On November 30, 2017, I first noticed the dead deer while I was walking through the bottomland in Eliza Howell Park, not far from where the two branches of the Rouge River meet. It was in the open, on the ground near the Main branch of the river. Based both on the animal’s appearance and on the fact that I take this route frequently, I think it had only recently died.

There were no wounds noticeable and I have no way of knowing what might have been the cause of death.

20171220_172147                           November 30, 2017

On subsequent walks, about every 2 – 3 days, I took a look at the carcass, wondering how long it might be before it was found by carrion eaters at this times of the year. Most of the Turkey Vultures had migrated a little earlier in the Fall, so it would more likely be a mammal.

The deer remained undisturbed as the weather turned colder.

20171220_172023                      December 7, 2017

When I checked on December 12, the carcass still appeared to be untouched, though it was a little difficult to be sure, since it was covered with snow.
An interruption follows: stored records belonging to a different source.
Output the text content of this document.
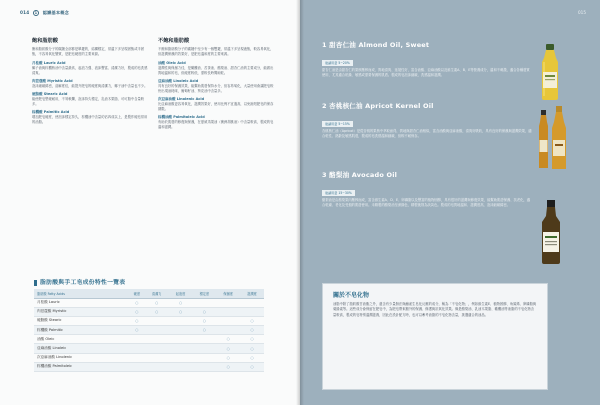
014 1 認識基本概念
飽和脂肪酸
飽和脂肪酸分子的碳鏈全部都是單鍵的，結構穩定，常溫下多呈現固態或半固態，不容易氧化變質，是肥皂硬度的主要來源。
月桂酸 Lauric Acid
椰子油與棕櫚核油中含量最高，起泡力強、泡沫豐富、清潔力好，製成的皂洗感清爽。
肉荳蔻酸 Myristic Acid
泡沫細緻綿密，溶解度佳，能提升肥皂的硬度與清潔力，椰子油中含量也不少。
硬脂酸 Stearic Acid
能使肥皂堅硬耐用，不易軟爛，泡沫持久穩定，乳油木果脂、可可脂中含量較多。
棕櫚酸 Palmitic Acid
增加肥皂硬度，使泡沫穩定持久，棕櫚油中含量約佔四成以上，是製作硬皂常用的油脂。
不飽和脂肪酸
不飽和脂肪酸分子的碳鏈中至少有一個雙鍵，常溫下多呈現液態，較容易氧化，但滋潤保濕的效果好，是肥皂溫和度的主要來源。
油酸 Oleic Acid
滋潤性與保濕力佳，是橄欖油、苦茶油、酪梨油、甜杏仁油的主要成分，能做出質地溫和的皂，但硬度較低，需較長時間晾乾。
亞麻油酸 Linoleic Acid
具有良好的保濕效果，能幫助肌膚保持水分，但容易氧化，大量使用會讓肥皂較快出現油耗味，葡萄籽油、葵花油中含量多。
次亞麻油酸 Linolenic Acid
比亞麻油酸更容易氧化，滋潤效果好，使用比例不宜過高，以免縮短肥皂的保存期限。
棕櫚油酸 Palmitoleic Acid
有助於肌膚的修復與保濕，在夏威夷果油（澳洲胡桃油）中含量較高，製成的皂溫和滋潤。
脂肪酸與手工皂成份特性一覽表
脂肪酸 Fatty Acids	硬度	清潔力	起泡度	穩定度	保濕度	滋潤度
月桂酸 Lauric	○	○	○			
肉荳蔻酸 Myristic	○	○	○	○		
硬脂酸 Stearic	○			○		○
棕櫚酸 Palmitic	○			○		○
油酸 Oleic					○	○
亞麻油酸 Linoleic					○	○
次亞麻油酸 Linolenic					○	○
棕櫚油酸 Palmitoleic					○	○
015
1 甜杏仁油 Almond Oil, Sweet
建議用量 5~20%
甜杏仁油是由甜杏仁的果核壓榨而成，質地清爽、延展性好，富含油酸、亞麻油酸以及維生素A、B、E等營養成分，溫和不刺激，適合各種膚質使用，尤其適合乾燥、敏感或需要保濕的肌膚。製成的皂泡沫細緻，洗感溫和滋潤。
2 杏桃核仁油 Apricot Kernel Oil
建議用量 5~15%
杏桃核仁油（Apricot）是從杏桃的果核中萃取而得，質地與甜杏仁油相似，富含油酸與亞麻油酸，清爽好吸收，具有良好的保濕與滋潤效果，適合乾性、熟齡及敏感肌膚，製成的皂洗感溫和細緻，但較不耐保存。
3 酪梨油 Avocado Oil
建議用量 15~30%
酪梨油是由酪梨果肉壓榨而成，富含維生素A、D、E、卵磷脂以及豐富的植物固醇，具有很好的滋潤與修復效果，能幫助肌膚保濕、抗老化，適合乾燥、老化及受損的肌膚使用。未精製的酪梨油呈深綠色，精製後則為淡黃色。製成的皂質地溫和、滋潤度高，泡沫細緻綿密。
關於不皂化物
油脂中除了脂肪酸甘油酯之外，還含有少量無法與鹼產生皂化反應的成分，稱為「不皂化物」，例如維生素E、植物固醇、角鯊烯、卵磷脂與葉綠素等。這些成分會保留在肥皂中，為肥皂帶來額外的保濕、修護與抗氧化效果。像是酪梨油、乳油木果脂、橄欖油等油脂的不皂化物含量較高，製成的皂特別溫潤滋養，因此在設計配方時，也可以參考油脂的不皂化物含量，挑選適合的油品。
Three days later, I came upon a very different picture. The carcass had been dragged several feet, torn open, and much of the meat taken.

20171215_102020                         December 15, 2017

There were many mammal tracks present, but the snow was all trampled down, the tracks were on top of one another, and it was very difficult to find a distinct and clear print. It looked like some animal or animals had had been working on the carcass for an extended period of time. The clearest tracks seemed to be about the size of those made by a medium-sized dog.
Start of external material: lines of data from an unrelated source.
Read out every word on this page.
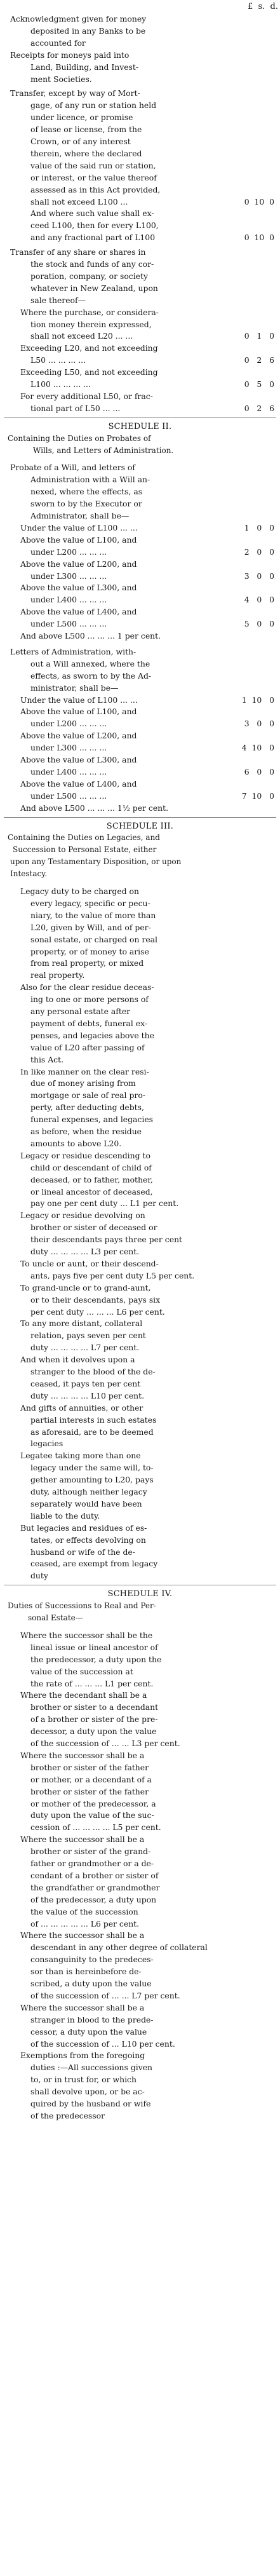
£  s.  d.
Acknowledgment given for money
deposited in any Banks to be
accounted for
Receipts for moneys paid into
Land, Building, and Invest-
ment Societies.
Transfer, except by way of Mort-
gage, of any run or station held
under licence, or promise
of lease or license, from the
Crown, or of any interest
therein, where the declared
value of the said run or station,
or interest, or the value thereof
assessed as in this Act provided,
shall not exceed L100 ...	0  10  0
And where such value shall ex-
ceed L100, then for every L100,
and any fractional part of L100	0  10  0
Transfer of any share or shares in
the stock and funds of any cor-
poration, company, or society
whatever in New Zealand, upon
sale thereof—
Where the purchase, or considera-
tion money therein expressed,
shall not exceed L20 ... ...	0   1   0
Exceeding L20, and not exceeding
L50 ... ... ... ...	0   2   6
Exceeding L50, and not exceeding
L100 ... ... ... ...	0   5   0
For every additional L50, or frac-
tional part of L50 ... ...	0   2   6
SCHEDULE II.
Containing the Duties on Probates of
Wills, and Letters of Administration.
Probate of a Will, and letters of
Administration with a Will an-
nexed, where the effects, as
sworn to by the Executor or
Administrator, shall be—
Under the value of L100 ... ...	1   0   0
Above the value of L100, and
under L200 ... ... ...	2   0   0
Above the value of L200, and
under L300 ... ... ...	3   0   0
Above the value of L300, and
under L400 ... ... ...	4   0   0
Above the value of L400, and
under L500 ... ... ...	5   0   0
And above L500 ... ... ... 1 per cent.
Letters of Administration, with-
out a Will annexed, where the
effects, as sworn to by the Ad-
ministrator, shall be—
Under the value of L100 ... ...	1  10   0
Above the value of L100, and
under L200 ... ... ...	3   0   0
Above the value of L200, and
under L300 ... ... ...	4  10   0
Above the value of L300, and
under L400 ... ... ...	6   0   0
Above the value of L400, and
under L500 ... ... ...	7  10   0
And above L500 ... ... ... 1½ per cent.
SCHEDULE III.
Containing the Duties on Legacies, and
Succession to Personal Estate, either
upon any Testamentary Disposition, or upon
Intestacy.
Legacy duty to be charged on
every legacy, specific or pecu-
niary, to the value of more than
L20, given by Will, and of per-
sonal estate, or charged on real
property, or of money to arise
from real property, or mixed
real property.
Also for the clear residue deceas-
ing to one or more persons of
any personal estate after
payment of debts, funeral ex-
penses, and legacies above the
value of L20 after passing of
this Act.
In like manner on the clear resi-
due of money arising from
mortgage or sale of real pro-
perty, after deducting debts,
funeral expenses, and legacies
as before, when the residue
amounts to above L20.
Legacy or residue descending to
child or descendant of child of
deceased, or to father, mother,
or lineal ancestor of deceased,
pay one per cent duty ... L1 per cent.
Legacy or residue devolving on
brother or sister of deceased or
their descendants pays three per cent
duty ... ... ... ... L3 per cent.
To uncle or aunt, or their descend-
ants, pays five per cent duty L5 per cent.
To grand-uncle or to grand-aunt,
or to their descendants, pays six
per cent duty ... ... ... L6 per cent.
To any more distant, collateral
relation, pays seven per cent
duty ... ... ... ... L7 per cent.
And when it devolves upon a
stranger to the blood of the de-
ceased, it pays ten per cent
duty ... ... ... ... L10 per cent.
And gifts of annuities, or other
partial interests in such estates
as aforesaid, are to be deemed
legacies
Legatee taking more than one
legacy under the same will, to-
gether amounting to L20, pays
duty, although neither legacy
separately would have been
liable to the duty.
But legacies and residues of es-
tates, or effects devolving on
husband or wife of the de-
ceased, are exempt from legacy
duty
SCHEDULE IV.
Duties of Successions to Real and Per-
sonal Estate—
Where the successor shall be the
lineal issue or lineal ancestor of
the predecessor, a duty upon the
value of the succession at
the rate of ... ... ... L1 per cent.
Where the decendant shall be a
brother or sister to a decendant
of a brother or sister of the pre-
decessor, a duty upon the value
of the succession of ... ... L3 per cent.
Where the successor shall be a
brother or sister of the father
or mother, or a decendant of a
brother or sister of the father
or mother of the predecessor, a
duty upon the value of the suc-
cession of ... ... ... ... L5 per cent.
Where the successor shall be a
brother or sister of the grand-
father or grandmother or a de-
cendant of a brother or sister of
the grandfather or grandmother
of the predecessor, a duty upon
the value of the succession
of ... ... ... ... ... L6 per cent.
Where the successor shall be a
descendant in any other degree of collateral
consanguinity to the predeces-
sor than is hereinbefore de-
scribed, a duty upon the value
of the succession of ... ... L7 per cent.
Where the successor shall be a
stranger in blood to the prede-
cessor, a duty upon the value
of the succession of ... L10 per cent.
Exemptions from the foregoing
duties :—All successions given
to, or in trust for, or which
shall devolve upon, or be ac-
quired by the husband or wife
of the predecessor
So what was it? Without any clear evidence, I can only speculate on what it might well have been, based on some key considerations. The fact that the carcass was moved several feet and that the carcass appeared to have had large chunks torn out suggests fairly large mammal(s). It is possible that small mammals might have been eating at the carcass as well, but this much consumption probably means something larger. It also might mean more than one.

My best guess is coyote. They have been seen in the park for some time, including recently, though I have no knowledge of the number. They are also known to be carrion eaters. They normally eat much smaller prey and do not attempt to bring down live deer. But a dead deer is different.  And, of course, coyotes can be in packs.

It is possible that it could be a pack of dogs. I have seen a few feral dogs in the park several times in past, but not recently, so I think it is more likely that this is the work of coyotes.

In my most recent visit, I saw that the skeleton had been further stripped.

20171220_171653                      December 20, 2017

Eliza Howell Park is a Detroit city park and observing some of what happened in the three weeks since the deer died provides another glimpse of the nature of urban wildlife activity.